SCENTS – A Battle Without Rules?

Since the introduction of odor standards in 2010 (HN 121:2010), we have been actively discussing, regulating, measuring, and evaluating them. Here is where we stand in 2026:

  • regulation in TIPK permits;
  • more than one or two high-profile cases that continue to stir up strong emotions on all sides of the divide;
  • public distrust and business uncertainty (at times)…

But do we have clear rules of the game after 15 years—how odor should be assessed, when it should be assessed, how it should be measured, and when it should be measured? Let’s ask ourselves some simple engineering questions and try to answer them:

  1. It is clearly defined how sources of odor pollution should be identified and marked in pollution sites and diagrams—this is not the case, although there is an analogy (perhaps not entirely complete with sources of chemical pollution);
  2. It is specified how odor dispersion should be calculated—the calculation area, the grid size, and how specific pollution sources (poultry farms, wastewater treatment plants, and other unorganized pollution) are assessed—no, it is not;
  3. It has been generally decided that barns are organized sources of pollution—should we assess each individual source or not? What parameters are being assessed?
  4. It is clear how odor measurements should be conducted at stationary pollution sources or diffuse pollution sources—how many samples to take, at what frequency, and in what quantities—but no, it is not;
  5. It has been explained to the public that the detection limit of the odor method is significantly (up to 10 times) higher than the threshold value, and what this means in terms of assessment—no, it has not;
  6. It is recognized that accredited odor detection methods sometimes specify the number of samples very clearly (for example, 10% of the barn area, which in many cases amounts to 150 samples), while in other cases it does not (open gates, loading and unloading processes), and a unified approach must be discussed and agreed upon by experts, rather than an approach that applies to one farm operator—no, it does not…
  7. Is the declared accredited testing method followed? No, it isn’t. However, that doesn’t prevent conclusions from being drawn from a single measurement—that’s certainly true.

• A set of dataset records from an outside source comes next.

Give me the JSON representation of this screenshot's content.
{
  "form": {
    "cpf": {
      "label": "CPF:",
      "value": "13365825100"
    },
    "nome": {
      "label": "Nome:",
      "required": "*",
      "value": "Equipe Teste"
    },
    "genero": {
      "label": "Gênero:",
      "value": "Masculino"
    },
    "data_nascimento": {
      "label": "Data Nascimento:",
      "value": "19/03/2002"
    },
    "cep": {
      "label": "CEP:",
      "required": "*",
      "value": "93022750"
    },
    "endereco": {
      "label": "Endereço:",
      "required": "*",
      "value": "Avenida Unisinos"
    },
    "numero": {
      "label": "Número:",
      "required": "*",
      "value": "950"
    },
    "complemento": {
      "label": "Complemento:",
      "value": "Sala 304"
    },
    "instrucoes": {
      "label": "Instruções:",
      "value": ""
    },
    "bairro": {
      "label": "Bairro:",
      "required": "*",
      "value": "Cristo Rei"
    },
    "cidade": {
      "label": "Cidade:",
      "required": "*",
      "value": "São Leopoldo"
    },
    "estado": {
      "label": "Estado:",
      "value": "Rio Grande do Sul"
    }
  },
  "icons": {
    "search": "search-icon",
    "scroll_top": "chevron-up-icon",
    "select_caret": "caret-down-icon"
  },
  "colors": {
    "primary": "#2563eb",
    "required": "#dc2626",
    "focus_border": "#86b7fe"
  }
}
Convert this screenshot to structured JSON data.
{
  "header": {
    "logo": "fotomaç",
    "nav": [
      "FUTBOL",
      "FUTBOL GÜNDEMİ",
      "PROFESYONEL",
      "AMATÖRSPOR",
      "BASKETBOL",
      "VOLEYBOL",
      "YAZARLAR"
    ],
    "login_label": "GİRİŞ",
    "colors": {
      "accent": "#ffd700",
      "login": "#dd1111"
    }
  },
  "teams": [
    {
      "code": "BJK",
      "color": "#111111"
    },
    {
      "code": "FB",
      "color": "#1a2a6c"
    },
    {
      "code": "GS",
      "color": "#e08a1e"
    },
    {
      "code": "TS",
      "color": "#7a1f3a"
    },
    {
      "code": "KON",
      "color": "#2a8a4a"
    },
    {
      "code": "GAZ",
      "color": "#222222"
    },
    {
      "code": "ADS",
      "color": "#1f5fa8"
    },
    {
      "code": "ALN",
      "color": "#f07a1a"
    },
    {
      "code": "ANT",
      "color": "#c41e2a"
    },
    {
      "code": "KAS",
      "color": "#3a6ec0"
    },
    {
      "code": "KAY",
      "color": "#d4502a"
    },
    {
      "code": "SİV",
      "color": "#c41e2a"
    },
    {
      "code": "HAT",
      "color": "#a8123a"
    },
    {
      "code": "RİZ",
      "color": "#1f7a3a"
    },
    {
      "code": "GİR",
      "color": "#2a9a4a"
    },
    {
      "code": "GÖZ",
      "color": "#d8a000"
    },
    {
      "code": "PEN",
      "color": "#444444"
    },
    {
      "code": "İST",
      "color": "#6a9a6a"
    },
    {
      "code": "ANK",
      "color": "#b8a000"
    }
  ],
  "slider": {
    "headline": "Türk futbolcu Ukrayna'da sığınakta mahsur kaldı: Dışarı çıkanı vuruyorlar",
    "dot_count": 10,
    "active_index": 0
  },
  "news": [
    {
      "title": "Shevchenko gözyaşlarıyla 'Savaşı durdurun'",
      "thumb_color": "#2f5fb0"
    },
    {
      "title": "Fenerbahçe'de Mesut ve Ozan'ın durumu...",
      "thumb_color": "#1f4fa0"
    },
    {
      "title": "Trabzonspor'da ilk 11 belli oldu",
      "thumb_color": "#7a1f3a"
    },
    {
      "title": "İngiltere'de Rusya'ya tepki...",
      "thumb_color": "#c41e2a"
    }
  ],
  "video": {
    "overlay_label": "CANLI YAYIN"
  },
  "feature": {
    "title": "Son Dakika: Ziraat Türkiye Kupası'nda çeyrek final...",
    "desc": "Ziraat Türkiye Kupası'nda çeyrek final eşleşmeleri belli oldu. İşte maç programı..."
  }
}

That is why we are in this situation—the public does not trust evaluations and inspections, and rightly so, because it cannot trust anything done according to unclear procedures and interpreted however one sees fit.

They say we shouldn’t look back, but is that really true? We’ve all heard of Aristotle. He is also credited with this wisdom: “The state is established so that people may live, but it exists so that people may live well.” (Politics, Book I).

So people naturally form communities and establish rules, because without them there is neither order nor morality. Is 15 years enough time to roll up our sleeves and sit down to put everything in order? Otherwise, the question arises: who benefits from murky water? Probably not the fish in the water.